Most of the deals made on mining claims in Canada are based on a standard format. This changes somewhat in the states, but claims are sold on an option basis with reserved royalties and work commitments. This is done for obvious reasons which I will belabour herein. 1.) if you pass control to an optionee or company, where is the guarantee that they will develop the claims according to any sort of schedule? 2.) if minerals may be found that are not immediately evident, where is the formula for payment of this to-be-found resource? In any given mining situation there is always unfound resources. That is why mining companies have exploration programs that are ongoing. The standard is, that a feasibility study is usually based on 30% of the ore that my be mined in total. Rarely is it all drilled off. 3.) royalties are based on total revenue because there is no way to determine profit with myriad different accounting systems. But they royalty must reflect the general costs of the industry. In Canada the median is a 3% royalty gross revenue, and this is called a "net smelter return". It should properly be called a "gross revenue royalty". The buyout is really impossible to determine beforehand as how much mineral will there be found? Is the prospector expected to drill it all off and do his own feasibility? Why is the mining company so eager to get the property in the first place if they are not betting on the value being as great as the prospector thinks it may be? Neither of them can say it isn't A or B in value, so they had better make a deal considering that it might be either.

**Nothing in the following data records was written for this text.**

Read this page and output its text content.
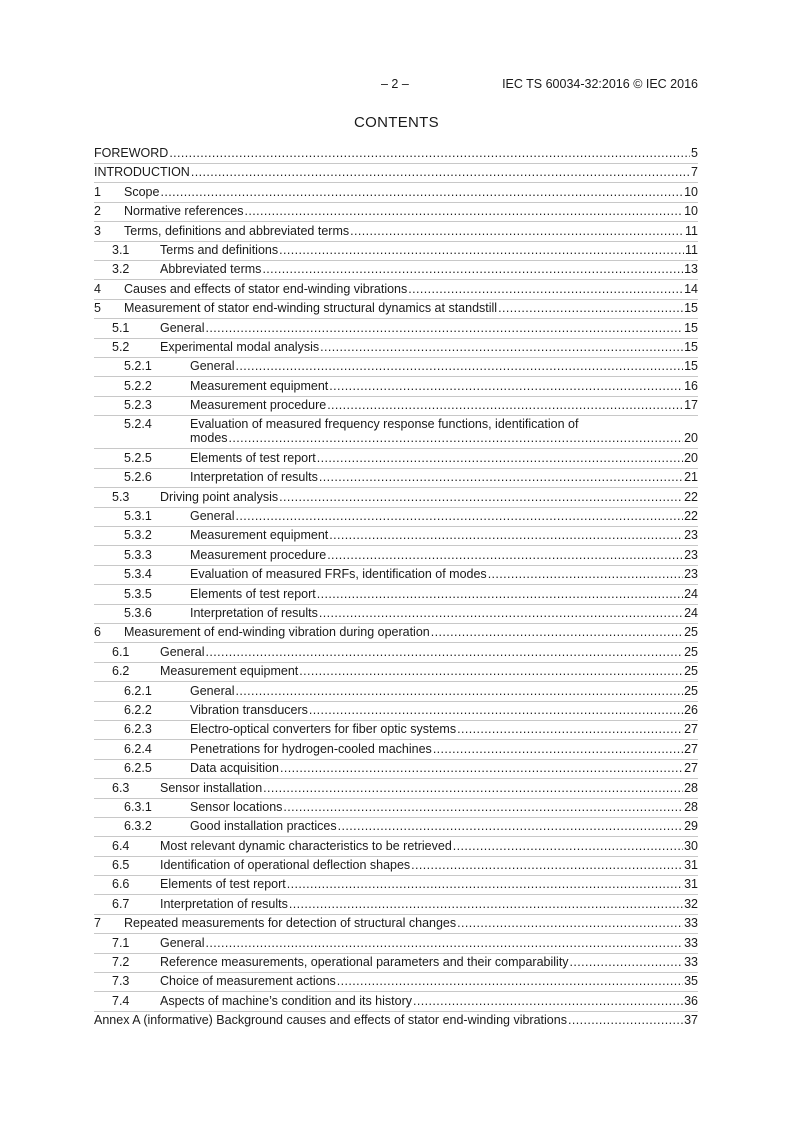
– 2 –	IEC TS 60034-32:2016 © IEC 2016
CONTENTS
FOREWORD .....	5
INTRODUCTION .....	7
1 Scope .....	10
2 Normative references .....	10
3 Terms, definitions and abbreviated terms .....	11
3.1 Terms and definitions .....	11
3.2 Abbreviated terms .....	13
4 Causes and effects of stator end-winding vibrations .....	14
5 Measurement of stator end-winding structural dynamics at standstill .....	15
5.1 General .....	15
5.2 Experimental modal analysis .....	15
5.2.1	General .....	15
5.2.2	Measurement equipment .....	16
5.2.3	Measurement procedure .....	17
5.2.4	Evaluation of measured frequency response functions, identification of
modes .....	20
5.2.5	Elements of test report .....	20
5.2.6	Interpretation of results .....	21
5.3 Driving point analysis .....	22
5.3.1	General .....	22
5.3.2	Measurement equipment .....	23
5.3.3	Measurement procedure .....	23
5.3.4	Evaluation of measured FRFs, identification of modes .....	23
5.3.5	Elements of test report .....	24
5.3.6	Interpretation of results .....	24
6 Measurement of end-winding vibration during operation .....	25
6.1 General .....	25
6.2 Measurement equipment .....	25
6.2.1	General .....	25
6.2.2	Vibration transducers .....	26
6.2.3	Electro-optical converters for fiber optic systems .....	27
6.2.4	Penetrations for hydrogen-cooled machines .....	27
6.2.5	Data acquisition .....	27
6.3 Sensor installation .....	28
6.3.1	Sensor locations .....	28
6.3.2	Good installation practices .....	29
6.4 Most relevant dynamic characteristics to be retrieved .....	30
6.5 Identification of operational deflection shapes .....	31
6.6 Elements of test report .....	31
6.7 Interpretation of results .....	32
7 Repeated measurements for detection of structural changes .....	33
7.1 General .....	33
7.2 Reference measurements, operational parameters and their comparability .....	33
7.3 Choice of measurement actions .....	35
7.4 Aspects of machine’s condition and its history .....	36
Annex A (informative) Background causes and effects of stator end-winding vibrations .....	37
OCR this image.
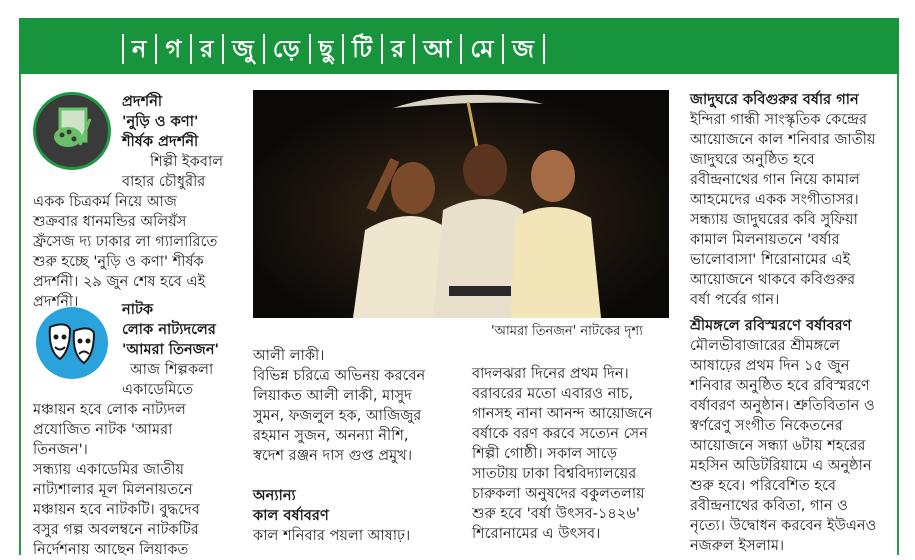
ন গ র জু ড়ে ছু টি র আ মে জ

প্রদর্শনী

'নুড়ি ও কণা'

শীর্ষক প্রদর্শনী

শিল্পী ইকবাল

বাহার চৌধুরীর

একক চিত্রকর্ম নিয়ে আজ

শুক্রবার ধানমন্ডির অলিয়ঁস

ফ্রঁসেজ দ্য ঢাকার লা গ্যালারিতে

শুরু হচ্ছে 'নুড়ি ও কণা' শীর্ষক

প্রদর্শনী। ২৯ জুন শেষ হবে এই

প্রদর্শনী।	নাটক

লোক নাট্যদলের

'আমরা তিনজন'

আজ শিল্পকলা

একাডেমিতে

মঞ্চায়ন হবে লোক নাট্যদল

প্রযোজিত নাটক 'আমরা

তিনজন'।

সন্ধ্যায় একাডেমির জাতীয়

নাট্যশালার মূল মিলনায়তনে

মঞ্চায়ন হবে নাটকটি। বুদ্ধদেব

বসুর গল্প অবলম্বনে নাটকটির

নির্দেশনায় আছেন লিয়াকত

'আমরা তিনজন' নাটকের দৃশ্য

আলী লাকী।

বিভিন্ন চরিত্রে অভিনয় করবেন

লিয়াকত আলী লাকী, মাসুদ

সুমন, ফজলুল হক, আজিজুর

রহমান সুজন, অনন্যা নীশি,

স্বদেশ রঞ্জন দাস গুপ্ত প্রমুখ।

অন্যান্য

কাল বর্ষাবরণ

কাল শনিবার পয়লা আষাঢ়।

বাদলঝরা দিনের প্রথম দিন।

বরাবরের মতো এবারও নাচ,

গানসহ নানা আনন্দ আয়োজনে

বর্ষাকে বরণ করবে সত্যেন সেন

শিল্পী গোষ্ঠী। সকাল সাড়ে

সাতটায় ঢাকা বিশ্ববিদ্যালয়ের

চারুকলা অনুষদের বকুলতলায়

শুরু হবে 'বর্ষা উৎসব-১৪২৬'

শিরোনামের এ উৎসব।

জাদুঘরে কবিগুরুর বর্ষার গান

ইন্দিরা গান্ধী সাংস্কৃতিক কেন্দ্রের

আয়োজনে কাল শনিবার জাতীয়

জাদুঘরে অনুষ্ঠিত হবে

রবীন্দ্রনাথের গান নিয়ে কামাল

আহমেদের একক সংগীতাসর।

সন্ধ্যায় জাদুঘরের কবি সুফিয়া

কামাল মিলনায়তনে 'বর্ষার

ভালোবাসা' শিরোনামের এই

আয়োজনে থাকবে কবিগুরুর

বর্ষা পর্বের গান।

শ্রীমঙ্গলে রবিস্মরণে বর্ষাবরণ

মৌলভীবাজারের শ্রীমঙ্গলে

আষাঢ়ের প্রথম দিন ১৫ জুন

শনিবার অনুষ্ঠিত হবে রবিস্মরণে

বর্ষাবরণ অনুষ্ঠান। শ্রুতিবিতান ও

স্বর্ণরেণু সংগীত নিকেতনের

আয়োজনে সন্ধ্যা ৬টায় শহরের

মহসিন অডিটরিয়ামে এ অনুষ্ঠান

শুরু হবে। পরিবেশিত হবে

রবীন্দ্রনাথের কবিতা, গান ও

নৃত্যে। উদ্বোধন করবেন ইউএনও

নজরুল ইসলাম।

I beware of deals that are too simple. My deals usually run to 10 to 20 pages, depending on how much needs to be defined in terms of force majeure, occupation of land, environmental responsibilities and other terms and schedules, Some people like the simple, or handshake deals but they leave a lot of questions unanswered don't they? "Trust me", is a phrase that in the end inspires no relaxation. If they don't want a lot of terms, that define the understanding completely. what are they scared of? If they intend to do such and such act or undertaking, why don't they sign that they will? I used to hear from mining companies all the time "we would do that". Well, put it in writing.. "well it's not the kind of thing you would put in a deal". I say, if you will do it, and intend to do it, you can write it down and sign it. Other excuses you hear, is "the deal does not give me flexibility or ties me down if the confidentiality period goes beyond 2 years." That is rich. They cannot steal the claims for 5 years, so that is and impediment!
In the end you have to trust, competence, honour, ambition and integrity of the company that develops your claims. It is hard to find the whole package. And they can run into bad luck too. You like to find people you can see eye to eye with and have the capital and will to go ahead with the kind of project that will maximize revenue. It is all too often a pipe dream. I have given up on large mining comapanies almost entirely. And the small ones have no balls. They cannot find money and they are scared of mining or they don't know how. The honest are incompetent and the "competent" are thieves.